My clients at Cloudera and Hortonworks have somewhat different views as to the maturity of various pieces of Hadoop technology. In particular:
- Cloudera introduced CDH 4* and Hortonworks introduced HDP 1*, both timed for the recent Hadoop Summit.
- CDH 4 is based mainly on Hadoop 2.0, which Cloudera says it has tested extensively.
- HDP 1 is based on Hadoop 1.0, on the theory that nobody has properly tested Hadoop 2.0, which is still characterized as “alpha”.
- CDH 4 boasts sub-second NameNode failover.
- Hortonworks is partnering with third parties such as VMware to address the high-availability problems caused by failover potentially taking several minutes.
- Hadoop 2.0 and CDH 4 also incorporate improvements to NameNode scalability, HDFS (Hadoop Distributed File System) performance, HBase performance, and HBase functionality.
- As does CDH 4, HDP 1 includes HCatalog, an extension of Hive technology that serves as a more general metadata store. (Edit: Actually, see the comment thread below.)
- Hortonworks thinks HCatalog is a big deal in improving Hadoop data management and connectivity, and already has a Talend partnership based on HCatalog. Cloudera is less sure, especially in HCatalog’s current form.
- HDP 1 includes Ambari, an Apache open source competitor to Cloudera Manager (the closed-source part of Cloudera Enterprise). Hortonworks concedes a functionality gap between Ambari and Cloudera Manager, but perhaps a smaller one than Cloudera sees.
- Hortonworks thinks Ambari being open source means better integration with other management platforms. Cloudera touts the integration features and integrations of Cloudera Manager 4.
- Nobody seems confident that MapReduce 2 is ready for prime time. While it’s in CDH 4, so is MapReduce 1.

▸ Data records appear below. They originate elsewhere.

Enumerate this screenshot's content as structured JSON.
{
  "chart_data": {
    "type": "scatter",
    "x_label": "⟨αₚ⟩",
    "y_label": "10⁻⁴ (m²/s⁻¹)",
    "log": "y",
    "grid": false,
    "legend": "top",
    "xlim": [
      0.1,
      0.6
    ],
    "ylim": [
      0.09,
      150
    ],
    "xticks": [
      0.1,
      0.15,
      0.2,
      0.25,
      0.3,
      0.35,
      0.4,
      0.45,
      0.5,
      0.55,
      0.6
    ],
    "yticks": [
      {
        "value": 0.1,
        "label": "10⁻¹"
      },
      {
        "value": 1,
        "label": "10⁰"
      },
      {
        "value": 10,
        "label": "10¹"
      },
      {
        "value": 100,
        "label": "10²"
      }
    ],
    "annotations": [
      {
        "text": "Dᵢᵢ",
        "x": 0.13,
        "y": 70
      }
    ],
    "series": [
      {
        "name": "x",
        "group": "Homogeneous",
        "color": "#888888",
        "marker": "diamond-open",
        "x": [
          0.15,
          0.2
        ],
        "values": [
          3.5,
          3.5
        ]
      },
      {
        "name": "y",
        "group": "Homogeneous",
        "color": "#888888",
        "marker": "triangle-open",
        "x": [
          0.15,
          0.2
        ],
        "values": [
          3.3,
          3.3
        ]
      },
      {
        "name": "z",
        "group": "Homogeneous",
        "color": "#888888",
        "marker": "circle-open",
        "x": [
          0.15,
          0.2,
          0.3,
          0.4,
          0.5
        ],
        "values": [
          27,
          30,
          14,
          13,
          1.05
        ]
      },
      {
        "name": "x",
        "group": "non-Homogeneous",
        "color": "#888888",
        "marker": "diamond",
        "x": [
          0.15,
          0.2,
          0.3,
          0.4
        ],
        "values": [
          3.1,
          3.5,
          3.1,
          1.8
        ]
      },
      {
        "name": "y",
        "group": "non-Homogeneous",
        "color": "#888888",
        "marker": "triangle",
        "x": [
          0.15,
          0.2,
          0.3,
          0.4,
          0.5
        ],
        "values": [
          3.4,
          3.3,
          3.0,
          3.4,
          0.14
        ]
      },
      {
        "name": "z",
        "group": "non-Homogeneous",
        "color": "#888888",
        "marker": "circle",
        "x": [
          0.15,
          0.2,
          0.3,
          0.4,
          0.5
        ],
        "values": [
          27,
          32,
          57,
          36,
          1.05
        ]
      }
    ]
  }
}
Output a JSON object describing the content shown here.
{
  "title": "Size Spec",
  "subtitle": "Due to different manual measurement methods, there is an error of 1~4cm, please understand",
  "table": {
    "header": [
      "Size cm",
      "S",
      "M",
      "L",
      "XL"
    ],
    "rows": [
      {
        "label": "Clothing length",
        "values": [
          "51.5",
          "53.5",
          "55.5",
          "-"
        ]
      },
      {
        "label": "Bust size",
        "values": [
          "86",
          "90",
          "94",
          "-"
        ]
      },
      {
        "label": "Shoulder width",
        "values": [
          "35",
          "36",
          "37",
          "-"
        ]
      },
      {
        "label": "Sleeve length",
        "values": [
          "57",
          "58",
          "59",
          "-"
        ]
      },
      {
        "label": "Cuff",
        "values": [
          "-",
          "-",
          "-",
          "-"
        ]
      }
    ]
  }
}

*”CDH” stands, due to some trademarking weirdness, for “Cloudera’s Distribution including Apache Hadoop”. “HDP” stands for “Hortonworks Data Platform”.
The whole thing seems like a big example of Miles’ Law: Where you stand depends upon where you sit. Cloudera’s embrace of more advanced Apache Hadoop technology is accompanied by claims such as “We built a lot of this ourselves” and “We’ve already tested this stuff at length.” I find Cloudera’s claims credible, and look forward to Hortonworks’ near-future declarations that those Hadoop 2.0 features are “now” enterprise-ready.
For HCatalog, however, the situations are reversed.
For now, my views on selecting Hadoop distributions start:
- For most enterprises, the Hadoop distribution you should go with is still CDH.
- I think Cloudera and Hortonworks are headed for a duopoly in general-purpose Hadoop distributions, and Hortonworks may achieve rough parity sooner than Cloudera likes. But at the moment Cloudera still seems well ahead.
- The same partners who root for Hortonworks to beat Cloudera also point out that they have worked with Cloudera for longer than Hortonworks has even existed. So while those partners are a plausibility argument for Hortonworks catching up with Cloudera in the future, they don’t show a Hortonworks advantage at this time.
- I think it’s already too late in the history of Hadoop to commit to other variants, such as MapR. But there can be credible and useful claims of Hadoop functionality in products like, for example, the DataStax/Cassandra stack.
- The wild card here is Amazon, which in some ways can be said to have majority Hadoop market share all by itself. One of the week’s announcements was some kind of optional integration between MapR and Elastic MapReduce.